1 de julho de 2013

As iminências da morte

Todos os dias morremos. Morremos mais um bocado. E um bocado de nós morre. Se formos jovens, para algo de novo nascer. Se formos velhos, para nunca mais lembrar. É assim a vida. É assim a morte. E é assim que vivemos para somente morrer. Cabe-nos saber retirar, extrapolar e expulsar da anterior frase, se possível ao pontapé e às cabeçadas, o advérbio que morbidamente a, e nos, assombra. Lutar para que existir não seja apenas um fenómeno da existência – humana, natural ou divina. Alcançar essa tal imortalidade que tanto nos preocupa, mas pelos motivos errados. Motivos esses que, ao longo de 21 séculos de humanidade, e outros demais lá para trás de Cristo, levaram à subjugação, tortura e morte de um mar de ser humanos bem maior do que aquele que Moisés abriu com uma seca pancada do seu cajado.
Todos os dias o imediatismo que nos afoga leva-nos de alguma forma a trepar à superfície para, imóveis, respirarmos um ar puro de letargia. Nunca a solidão e o isolamento nos fizeram tanta falta. Nunca fomos tão rápidos e tão apáticos. Nunca corremos tanto e de olhos fechados. Até ao dia em que esbarramos de frente contra a realidade. E ela nos atira com toda a sua nobre impiedade ao chão. Lá ficamos. Com um esgar de ingénuo cansaço deitamos a cabeça nas mãos e de olhos fechados acordamos. Percebemos que, ainda que novos, a vida não vai para nova. Que morremos. Que tudo morre. Que todos morrem. E nem aí acreditamos na morte. Porque o tal imediatismo que nos submerge faz-nos paradoxalmente acreditar, numa esperança meio pagã, que amanhã também é dia. E que o depois de amanhã dia será.

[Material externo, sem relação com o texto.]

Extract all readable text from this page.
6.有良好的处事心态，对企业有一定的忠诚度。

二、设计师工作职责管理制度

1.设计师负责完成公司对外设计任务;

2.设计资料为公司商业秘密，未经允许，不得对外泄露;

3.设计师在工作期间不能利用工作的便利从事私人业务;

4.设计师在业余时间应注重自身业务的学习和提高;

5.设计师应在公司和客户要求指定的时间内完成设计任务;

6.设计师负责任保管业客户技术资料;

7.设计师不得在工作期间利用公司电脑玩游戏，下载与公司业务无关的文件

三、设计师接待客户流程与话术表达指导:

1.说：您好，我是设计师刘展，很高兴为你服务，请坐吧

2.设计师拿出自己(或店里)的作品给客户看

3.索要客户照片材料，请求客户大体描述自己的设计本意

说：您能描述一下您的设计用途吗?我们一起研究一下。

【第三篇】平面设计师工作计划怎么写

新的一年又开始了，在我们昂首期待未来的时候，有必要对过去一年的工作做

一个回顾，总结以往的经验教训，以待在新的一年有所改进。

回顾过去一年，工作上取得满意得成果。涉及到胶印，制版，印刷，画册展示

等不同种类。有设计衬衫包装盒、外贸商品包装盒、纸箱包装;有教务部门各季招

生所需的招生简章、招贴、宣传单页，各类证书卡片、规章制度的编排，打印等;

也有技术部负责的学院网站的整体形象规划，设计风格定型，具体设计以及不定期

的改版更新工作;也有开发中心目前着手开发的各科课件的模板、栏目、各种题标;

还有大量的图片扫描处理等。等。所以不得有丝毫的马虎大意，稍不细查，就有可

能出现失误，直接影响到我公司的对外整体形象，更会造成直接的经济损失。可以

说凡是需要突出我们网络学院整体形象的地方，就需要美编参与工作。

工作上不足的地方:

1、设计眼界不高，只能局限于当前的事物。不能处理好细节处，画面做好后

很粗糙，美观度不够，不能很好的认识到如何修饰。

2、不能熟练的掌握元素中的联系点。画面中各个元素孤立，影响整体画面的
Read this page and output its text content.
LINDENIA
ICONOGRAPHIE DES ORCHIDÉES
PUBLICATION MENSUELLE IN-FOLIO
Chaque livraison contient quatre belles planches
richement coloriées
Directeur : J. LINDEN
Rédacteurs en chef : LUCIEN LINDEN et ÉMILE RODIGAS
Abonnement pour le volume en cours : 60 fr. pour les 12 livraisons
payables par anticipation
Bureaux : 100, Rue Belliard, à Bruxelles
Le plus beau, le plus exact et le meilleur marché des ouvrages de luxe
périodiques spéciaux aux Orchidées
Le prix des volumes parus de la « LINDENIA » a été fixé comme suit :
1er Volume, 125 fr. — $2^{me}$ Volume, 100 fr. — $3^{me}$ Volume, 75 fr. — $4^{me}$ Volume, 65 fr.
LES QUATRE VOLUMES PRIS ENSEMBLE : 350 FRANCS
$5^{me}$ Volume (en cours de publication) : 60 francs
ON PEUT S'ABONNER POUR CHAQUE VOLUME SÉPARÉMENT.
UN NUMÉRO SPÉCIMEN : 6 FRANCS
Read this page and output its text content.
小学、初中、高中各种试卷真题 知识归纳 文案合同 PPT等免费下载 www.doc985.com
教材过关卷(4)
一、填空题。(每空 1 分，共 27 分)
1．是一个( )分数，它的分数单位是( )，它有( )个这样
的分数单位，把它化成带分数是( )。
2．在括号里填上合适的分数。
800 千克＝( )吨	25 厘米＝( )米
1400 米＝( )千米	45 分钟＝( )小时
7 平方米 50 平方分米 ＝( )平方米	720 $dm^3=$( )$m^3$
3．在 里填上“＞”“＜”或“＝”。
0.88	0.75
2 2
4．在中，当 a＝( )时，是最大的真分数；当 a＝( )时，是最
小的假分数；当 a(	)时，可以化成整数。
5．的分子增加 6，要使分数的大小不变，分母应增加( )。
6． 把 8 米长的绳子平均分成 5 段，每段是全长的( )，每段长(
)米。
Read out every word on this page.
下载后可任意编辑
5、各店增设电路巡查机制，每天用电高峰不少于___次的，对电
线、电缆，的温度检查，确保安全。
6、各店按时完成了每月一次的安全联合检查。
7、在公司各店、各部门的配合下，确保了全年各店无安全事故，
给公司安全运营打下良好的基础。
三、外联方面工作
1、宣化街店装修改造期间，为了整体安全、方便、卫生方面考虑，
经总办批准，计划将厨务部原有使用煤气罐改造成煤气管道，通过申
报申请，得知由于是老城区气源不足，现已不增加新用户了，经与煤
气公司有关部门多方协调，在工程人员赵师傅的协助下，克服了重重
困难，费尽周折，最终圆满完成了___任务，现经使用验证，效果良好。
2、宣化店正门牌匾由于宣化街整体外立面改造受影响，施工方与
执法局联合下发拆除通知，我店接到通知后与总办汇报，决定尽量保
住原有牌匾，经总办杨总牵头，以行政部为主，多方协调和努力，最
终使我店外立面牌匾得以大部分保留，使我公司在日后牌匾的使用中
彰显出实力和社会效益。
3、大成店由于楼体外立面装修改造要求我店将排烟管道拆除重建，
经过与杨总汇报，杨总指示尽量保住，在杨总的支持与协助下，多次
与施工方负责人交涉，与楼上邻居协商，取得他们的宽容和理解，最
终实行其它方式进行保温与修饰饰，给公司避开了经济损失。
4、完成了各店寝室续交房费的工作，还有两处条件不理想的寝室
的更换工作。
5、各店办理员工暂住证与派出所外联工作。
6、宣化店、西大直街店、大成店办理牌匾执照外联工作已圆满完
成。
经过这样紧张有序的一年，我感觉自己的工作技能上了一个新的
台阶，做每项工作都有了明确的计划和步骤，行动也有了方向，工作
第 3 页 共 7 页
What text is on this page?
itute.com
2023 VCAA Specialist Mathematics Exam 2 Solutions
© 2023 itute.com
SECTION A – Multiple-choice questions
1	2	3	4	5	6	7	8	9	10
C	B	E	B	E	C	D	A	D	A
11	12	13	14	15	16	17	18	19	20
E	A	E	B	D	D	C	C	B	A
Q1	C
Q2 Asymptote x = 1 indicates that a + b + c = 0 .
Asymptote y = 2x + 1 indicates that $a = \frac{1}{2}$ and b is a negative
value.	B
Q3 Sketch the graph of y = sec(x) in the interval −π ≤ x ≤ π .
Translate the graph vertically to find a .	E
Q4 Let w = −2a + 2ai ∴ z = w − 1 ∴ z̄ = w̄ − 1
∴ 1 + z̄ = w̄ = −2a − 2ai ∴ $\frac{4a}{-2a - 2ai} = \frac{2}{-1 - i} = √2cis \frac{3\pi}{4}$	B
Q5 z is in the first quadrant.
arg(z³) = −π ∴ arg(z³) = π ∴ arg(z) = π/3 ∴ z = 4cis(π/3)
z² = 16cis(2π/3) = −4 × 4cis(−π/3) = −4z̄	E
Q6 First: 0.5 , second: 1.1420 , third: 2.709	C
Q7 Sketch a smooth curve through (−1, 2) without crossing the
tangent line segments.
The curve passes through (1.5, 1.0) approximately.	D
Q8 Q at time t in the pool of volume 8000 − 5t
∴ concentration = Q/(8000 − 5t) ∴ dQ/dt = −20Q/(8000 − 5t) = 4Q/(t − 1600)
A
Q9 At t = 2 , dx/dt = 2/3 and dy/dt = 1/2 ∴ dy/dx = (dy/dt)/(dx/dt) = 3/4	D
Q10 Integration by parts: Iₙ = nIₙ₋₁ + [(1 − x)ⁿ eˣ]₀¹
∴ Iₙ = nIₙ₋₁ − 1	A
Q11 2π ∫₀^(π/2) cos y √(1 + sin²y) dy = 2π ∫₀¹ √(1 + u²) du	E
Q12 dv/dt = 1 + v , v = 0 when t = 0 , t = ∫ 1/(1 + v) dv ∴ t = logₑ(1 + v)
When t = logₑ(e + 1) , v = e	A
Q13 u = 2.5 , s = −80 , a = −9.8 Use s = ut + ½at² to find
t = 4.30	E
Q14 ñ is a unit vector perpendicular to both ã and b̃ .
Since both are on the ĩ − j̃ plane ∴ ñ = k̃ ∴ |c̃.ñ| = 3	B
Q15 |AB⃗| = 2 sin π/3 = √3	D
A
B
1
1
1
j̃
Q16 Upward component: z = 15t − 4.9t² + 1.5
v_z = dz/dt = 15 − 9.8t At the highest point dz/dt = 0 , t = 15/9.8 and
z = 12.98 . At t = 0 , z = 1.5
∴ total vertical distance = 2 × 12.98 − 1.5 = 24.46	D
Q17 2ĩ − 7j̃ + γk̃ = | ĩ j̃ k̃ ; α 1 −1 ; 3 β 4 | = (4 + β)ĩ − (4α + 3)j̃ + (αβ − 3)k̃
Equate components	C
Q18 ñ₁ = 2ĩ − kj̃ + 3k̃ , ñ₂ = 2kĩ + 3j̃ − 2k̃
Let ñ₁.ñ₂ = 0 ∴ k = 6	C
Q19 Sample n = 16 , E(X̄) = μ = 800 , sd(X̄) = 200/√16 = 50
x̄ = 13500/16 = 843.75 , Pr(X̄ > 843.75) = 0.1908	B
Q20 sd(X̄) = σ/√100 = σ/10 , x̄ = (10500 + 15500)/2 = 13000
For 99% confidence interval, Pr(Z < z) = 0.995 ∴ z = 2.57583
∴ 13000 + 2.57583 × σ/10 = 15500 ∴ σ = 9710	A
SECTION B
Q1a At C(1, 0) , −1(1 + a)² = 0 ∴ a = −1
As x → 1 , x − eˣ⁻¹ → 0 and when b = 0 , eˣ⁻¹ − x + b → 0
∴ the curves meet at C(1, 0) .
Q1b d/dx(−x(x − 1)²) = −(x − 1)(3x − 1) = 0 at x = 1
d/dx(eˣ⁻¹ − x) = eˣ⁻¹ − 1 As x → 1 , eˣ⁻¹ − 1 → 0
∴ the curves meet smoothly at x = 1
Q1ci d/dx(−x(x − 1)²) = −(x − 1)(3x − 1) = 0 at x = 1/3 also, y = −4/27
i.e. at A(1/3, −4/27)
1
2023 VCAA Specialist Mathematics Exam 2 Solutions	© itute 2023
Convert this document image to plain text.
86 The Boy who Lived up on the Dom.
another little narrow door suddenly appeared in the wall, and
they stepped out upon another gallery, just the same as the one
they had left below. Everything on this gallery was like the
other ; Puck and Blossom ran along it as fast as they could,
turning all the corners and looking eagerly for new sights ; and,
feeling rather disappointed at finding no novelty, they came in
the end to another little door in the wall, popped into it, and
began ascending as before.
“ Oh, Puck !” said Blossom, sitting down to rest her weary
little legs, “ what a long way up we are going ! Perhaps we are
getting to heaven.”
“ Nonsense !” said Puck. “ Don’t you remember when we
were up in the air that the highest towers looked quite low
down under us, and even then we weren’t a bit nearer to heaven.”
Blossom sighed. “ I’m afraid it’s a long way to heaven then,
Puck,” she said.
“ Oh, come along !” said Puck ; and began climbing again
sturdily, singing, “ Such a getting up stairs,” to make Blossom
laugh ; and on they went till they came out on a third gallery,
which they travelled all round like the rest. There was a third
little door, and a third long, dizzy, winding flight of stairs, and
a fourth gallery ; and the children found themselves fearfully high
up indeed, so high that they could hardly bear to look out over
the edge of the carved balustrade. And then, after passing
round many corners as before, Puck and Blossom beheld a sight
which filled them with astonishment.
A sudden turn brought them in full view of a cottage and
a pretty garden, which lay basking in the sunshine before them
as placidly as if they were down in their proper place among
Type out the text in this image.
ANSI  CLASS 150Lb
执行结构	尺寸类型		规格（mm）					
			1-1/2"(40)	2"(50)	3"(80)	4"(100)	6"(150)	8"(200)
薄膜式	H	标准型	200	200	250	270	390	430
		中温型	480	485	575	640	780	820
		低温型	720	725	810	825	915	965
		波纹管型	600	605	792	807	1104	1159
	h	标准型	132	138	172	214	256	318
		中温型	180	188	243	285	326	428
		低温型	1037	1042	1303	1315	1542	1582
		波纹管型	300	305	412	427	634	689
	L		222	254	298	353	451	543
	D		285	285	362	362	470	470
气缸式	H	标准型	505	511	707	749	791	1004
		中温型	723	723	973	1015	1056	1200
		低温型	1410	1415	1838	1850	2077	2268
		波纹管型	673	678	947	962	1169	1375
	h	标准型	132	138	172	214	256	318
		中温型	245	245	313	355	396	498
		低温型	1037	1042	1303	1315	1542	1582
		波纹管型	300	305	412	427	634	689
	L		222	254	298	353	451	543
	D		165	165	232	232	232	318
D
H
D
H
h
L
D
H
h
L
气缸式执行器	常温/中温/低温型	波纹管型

Hoje, há poucas horas atrás, tive de acreditar. Sentei-me ao lado dela. Encarei-a de lado – porque me faltaram as forças para ajeitar a cadeira e enfrentá-la de frente. Só não a olhei nos olhos porque os olhos já se tinham fechado, ao contrário da boca que semi-aberta permanecia. Imaginei por segundos que dali fosse sair mais alguma das suas eternas pérolas idiossincráticas cheias de uma ternurenta e tão própria má-língua. Quis que voltasse a refilar comigo por ter calças com buracos. Mas até a merda do calor me fez levar calções hoje. Então que dissesse que eram demasiado curtos. Ou demasiado longos. Ou que não tinha feito a barba. E que por isso estava mais parecido com o meu pai. Nunca fomos tão próximos quanto isso, mas já tenho saudades. E amanhã hei-de ter mais. E mais. E mais. Porque mesmo que me tenha sentado ao lado da morte hoje, sozinho, sou mais um que continua sem acreditar nela. Sempre focado que amanhã também é dia. Então amanhã a gente vê-se, avó. Que estejas onde sempre te quiseste. Nós queríamos-te cá. E cá te temos. E teremos.